The first bill will take a public health approach to preventing street harassment. The second will address harassment on public transit and the third in large chain stores and retail businesses.
All three bills were introduced into the legislature in mid-February — and will be heard by their corresponding committees within a matter of weeks.
If passed, this legislative agenda could serve as a model approach to keep women and other vulnerable groups safe in the communities where they live and work.
Hundreds of Southeast Asians in California are facing deportation, many who have lived in the U.S. for decades, after fleeing violence and war intervention in Cambodia, Laos and Vietnam. Following the lead of the Asian Prisoner Support Committee, one of our steadfast partners in the Asian Americans for Civil Rights and Equality (AACRE) network, CAA submitted support letters for Phoeun You, Maria Legarda, Borey “Peejay” Ai, and Ngheip “Kei” Lam. In reviewing each case, we hope that Governor Newsom will issue pardons and allow all four of them to remain in California.
CAA continues to advocate for the expansion of language access in San Francisco and throughout the State of California. This past month, we joined the Asian Law Caucus in negotiating a settlement with the EDD, which has agreed to increase its in-language services, making unemployment insurance more accessible for limited English proficient (LEP) communities.
CAA was also successful in revising the state elections code to extend language access coverage for LEP voters in California, after a recent memorandum considered stripping language assistance from several counties ahead of the midterm elections.
On the frontlines
The U.S. Justice Department ends the China Initiative, but but falls short of addressing racial bias.
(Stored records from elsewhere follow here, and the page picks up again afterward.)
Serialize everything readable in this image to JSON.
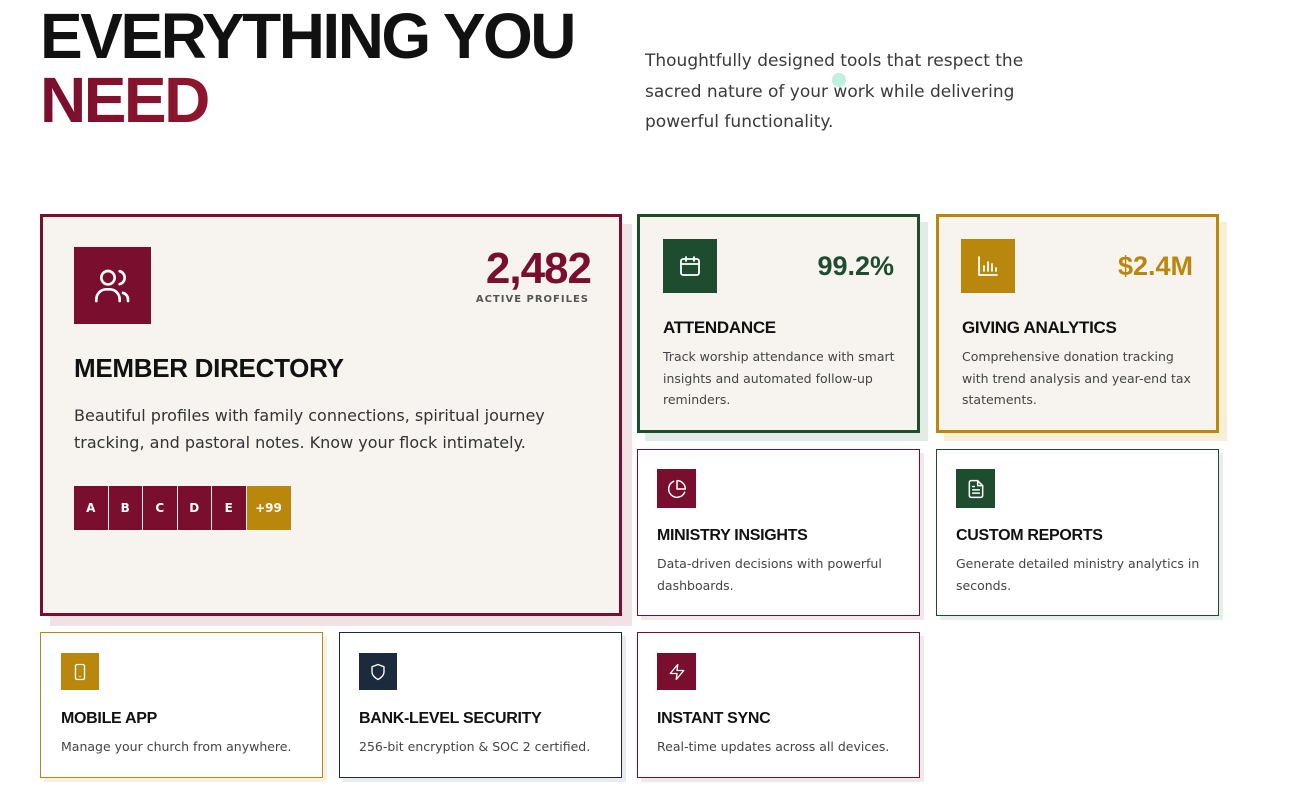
{
  "hero": {
    "title_line1": "EVERYTHING YOU",
    "title_line2": "NEED",
    "subtitle": "Thoughtfully designed tools that respect the sacred nature of your work while delivering powerful functionality."
  },
  "colors": {
    "maroon": "#7a0e2e",
    "green": "#1d4d2e",
    "gold": "#b8870c",
    "navy": "#1c2a3e",
    "card_bg": "#f7f3ef"
  },
  "features": {
    "member_directory": {
      "icon": "users-icon",
      "stat": "2,482",
      "stat_label": "ACTIVE PROFILES",
      "title": "MEMBER DIRECTORY",
      "description": "Beautiful profiles with family connections, spiritual journey tracking, and pastoral notes. Know your flock intimately.",
      "avatars": [
        "A",
        "B",
        "C",
        "D",
        "E"
      ],
      "more": "+99"
    },
    "attendance": {
      "icon": "calendar-icon",
      "stat": "99.2%",
      "title": "ATTENDANCE",
      "description": "Track worship attendance with smart insights and automated follow-up reminders."
    },
    "giving": {
      "icon": "bar-chart-icon",
      "stat": "$2.4M",
      "title": "GIVING ANALYTICS",
      "description": "Comprehensive donation tracking with trend analysis and year-end tax statements."
    },
    "ministry_insights": {
      "icon": "pie-chart-icon",
      "title": "MINISTRY INSIGHTS",
      "description": "Data-driven decisions with powerful dashboards."
    },
    "custom_reports": {
      "icon": "document-icon",
      "title": "CUSTOM REPORTS",
      "description": "Generate detailed ministry analytics in seconds."
    },
    "mobile_app": {
      "icon": "smartphone-icon",
      "title": "MOBILE APP",
      "description": "Manage your church from anywhere."
    },
    "security": {
      "icon": "shield-icon",
      "title": "BANK-LEVEL SECURITY",
      "description": "256-bit encryption & SOC 2 certified."
    },
    "instant_sync": {
      "icon": "lightning-icon",
      "title": "INSTANT SYNC",
      "description": "Real-time updates across all devices."
    }
  }
}
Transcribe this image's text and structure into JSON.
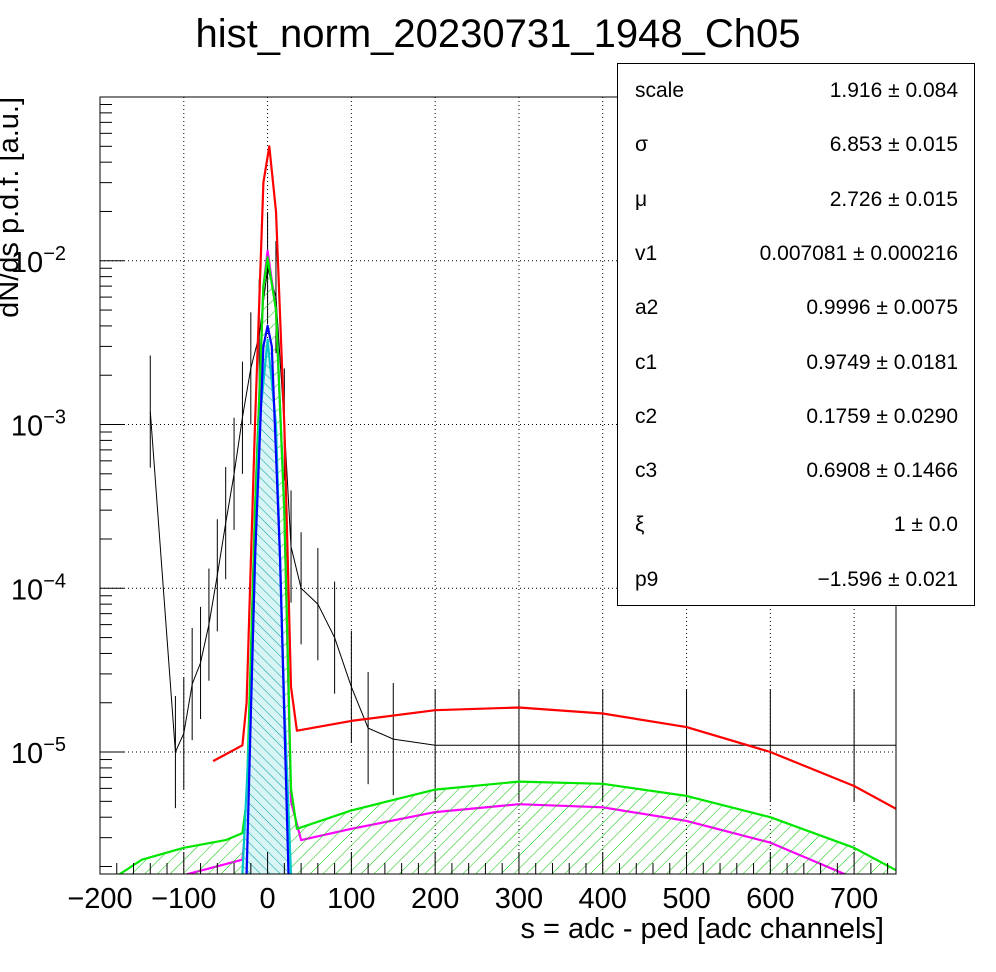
{
  "title": "hist_norm_20230731_1948_Ch05",
  "stats": [
    {
      "name": "scale",
      "value": "1.916 ± 0.084"
    },
    {
      "name": "σ",
      "value": "6.853 ± 0.015"
    },
    {
      "name": "μ",
      "value": "2.726 ± 0.015"
    },
    {
      "name": "v1",
      "value": "0.007081 ± 0.000216"
    },
    {
      "name": "a2",
      "value": "0.9996 ± 0.0075"
    },
    {
      "name": "c1",
      "value": "0.9749 ± 0.0181"
    },
    {
      "name": "c2",
      "value": "0.1759 ± 0.0290"
    },
    {
      "name": "c3",
      "value": "0.6908 ± 0.1466"
    },
    {
      "name": "ξ",
      "value": "1 ± 0.0"
    },
    {
      "name": "p9",
      "value": "−1.596 ± 0.021"
    }
  ],
  "chart_data": {
    "type": "line",
    "xlabel": "s = adc - ped [adc channels]",
    "ylabel": "dN/ds p.d.f. [a.u.]",
    "xlim": [
      -200,
      750
    ],
    "ylim": [
      1.8e-06,
      0.1
    ],
    "yscale": "log",
    "grid": true,
    "x_ticks": [
      -200,
      -100,
      0,
      100,
      200,
      300,
      400,
      500,
      600,
      700
    ],
    "y_ticks": [
      {
        "value": 1e-05,
        "label": "10",
        "exp": "−5"
      },
      {
        "value": 0.0001,
        "label": "10",
        "exp": "−4"
      },
      {
        "value": 0.001,
        "label": "10",
        "exp": "−3"
      },
      {
        "value": 0.01,
        "label": "10",
        "exp": "−2"
      }
    ],
    "series": [
      {
        "color": "#000000",
        "style": "histogram",
        "points": [
          [
            -140,
            0.0012
          ],
          [
            -110,
            1e-05
          ],
          [
            -100,
            1.3e-05
          ],
          [
            -90,
            2.6e-05
          ],
          [
            -80,
            3.5e-05
          ],
          [
            -70,
            6e-05
          ],
          [
            -60,
            0.00012
          ],
          [
            -50,
            0.00025
          ],
          [
            -40,
            0.0005
          ],
          [
            -30,
            0.0011
          ],
          [
            -20,
            0.0022
          ],
          [
            -10,
            0.0035
          ],
          [
            0,
            0.009
          ],
          [
            10,
            0.006
          ],
          [
            20,
            0.001
          ],
          [
            28,
            0.00018
          ],
          [
            40,
            0.0001
          ],
          [
            60,
            8e-05
          ],
          [
            80,
            5e-05
          ],
          [
            100,
            2.5e-05
          ],
          [
            120,
            1.4e-05
          ],
          [
            150,
            1.2e-05
          ],
          [
            200,
            1.1e-05
          ],
          [
            300,
            1.1e-05
          ],
          [
            400,
            1.1e-05
          ],
          [
            500,
            1.1e-05
          ],
          [
            600,
            1.1e-05
          ],
          [
            700,
            1.1e-05
          ],
          [
            750,
            1.1e-05
          ]
        ]
      },
      {
        "color": "#ff0000",
        "style": "line",
        "points": [
          [
            -65,
            8.8e-06
          ],
          [
            -30,
            1.1e-05
          ],
          [
            -25,
            2e-05
          ],
          [
            -15,
            0.001
          ],
          [
            -5,
            0.03
          ],
          [
            2,
            0.05
          ],
          [
            10,
            0.02
          ],
          [
            20,
            0.001
          ],
          [
            28,
            2.5e-05
          ],
          [
            35,
            1.35e-05
          ],
          [
            100,
            1.55e-05
          ],
          [
            200,
            1.8e-05
          ],
          [
            300,
            1.87e-05
          ],
          [
            400,
            1.72e-05
          ],
          [
            500,
            1.42e-05
          ],
          [
            600,
            1e-05
          ],
          [
            700,
            6.2e-06
          ],
          [
            750,
            4.5e-06
          ]
        ]
      },
      {
        "color": "#ff00ff",
        "style": "line",
        "points": [
          [
            -200,
            1.3e-06
          ],
          [
            -30,
            2.2e-06
          ],
          [
            -25,
            4e-06
          ],
          [
            -15,
            0.0003
          ],
          [
            -5,
            0.007
          ],
          [
            0,
            0.0115
          ],
          [
            10,
            0.005
          ],
          [
            20,
            0.0003
          ],
          [
            28,
            5e-06
          ],
          [
            40,
            2.9e-06
          ],
          [
            100,
            3.4e-06
          ],
          [
            200,
            4.3e-06
          ],
          [
            300,
            4.8e-06
          ],
          [
            400,
            4.6e-06
          ],
          [
            500,
            3.8e-06
          ],
          [
            600,
            2.8e-06
          ],
          [
            700,
            1.7e-06
          ]
        ]
      },
      {
        "color": "#00e600",
        "style": "filled",
        "points": [
          [
            -200,
            1.5e-06
          ],
          [
            -150,
            2.2e-06
          ],
          [
            -100,
            2.6e-06
          ],
          [
            -50,
            2.9e-06
          ],
          [
            -30,
            3.2e-06
          ],
          [
            -25,
            5e-06
          ],
          [
            -15,
            0.0003
          ],
          [
            -5,
            0.007
          ],
          [
            0,
            0.0105
          ],
          [
            10,
            0.005
          ],
          [
            20,
            0.0003
          ],
          [
            28,
            6e-06
          ],
          [
            35,
            3.4e-06
          ],
          [
            100,
            4.4e-06
          ],
          [
            200,
            5.9e-06
          ],
          [
            300,
            6.6e-06
          ],
          [
            400,
            6.4e-06
          ],
          [
            500,
            5.4e-06
          ],
          [
            600,
            4e-06
          ],
          [
            700,
            2.6e-06
          ],
          [
            750,
            1.9e-06
          ]
        ]
      },
      {
        "color": "#00c8c8",
        "style": "filled",
        "points": [
          [
            -30,
            1.8e-06
          ],
          [
            -20,
            2e-05
          ],
          [
            -10,
            0.001
          ],
          [
            0,
            0.0033
          ],
          [
            10,
            0.001
          ],
          [
            20,
            2e-05
          ],
          [
            28,
            1.8e-06
          ]
        ]
      },
      {
        "color": "#0000ff",
        "style": "line",
        "points": [
          [
            -25,
            1.8e-06
          ],
          [
            -15,
            0.00015
          ],
          [
            -5,
            0.003
          ],
          [
            0,
            0.004
          ],
          [
            5,
            0.003
          ],
          [
            15,
            0.00015
          ],
          [
            25,
            1.8e-06
          ]
        ]
      }
    ]
  }
}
“The Department of Justice (DOJ) falls short of confronting the racial and ethnic bias that is pervasive throughout the U.S. national security apparatus.” So begins CAA’s response to the DOJ’s decision to end the China Initiative, the Trump-era program responsible for the racial profiling of hundreds of Chinese scientists.
DOJ officials announced that the China Initiative will be replaced with a new national security program — one that expands the original scope to include countries like Russia and Iran. As a long-time critic of racial profiling and ethnic scapegoating, we recognize this is a dangerous decision, and have called upon the Biden administration to launch an independent investigation into the China Initiative.
CAA has also joined an amicus brief in support of Dr. Xiaoxing Xi, a physics professor whose research was investigated under the China Initiative. Click here to learn more.
Onwards and upwards
CAA new hires
Thanks to our supporters new and old, CAA has been able to grow faster than ever before.
In the past six months, we have welcomed new faces across communications and advocacy, development and operations, policy and research, and programs and services.
Help CAA keep up the momentum and share our open positions across your social networks.
In the news
CAA Program Manager Crystal Van emphasizes the importance of immigrant outreach ahead of the San Francisco school board elections in an interview with KGO-TV.
NBC News wrote about the No Place For Hate policy agenda, which was introduced into the California state legislature last month.
In an article on KTVU, CAA and other immigrant advocates were credited with negotiating a $21 million settlement with the California EDD.
Axios quoted Stop AAPI Hate in its coverage of the DOJ decision to end the China Initiative.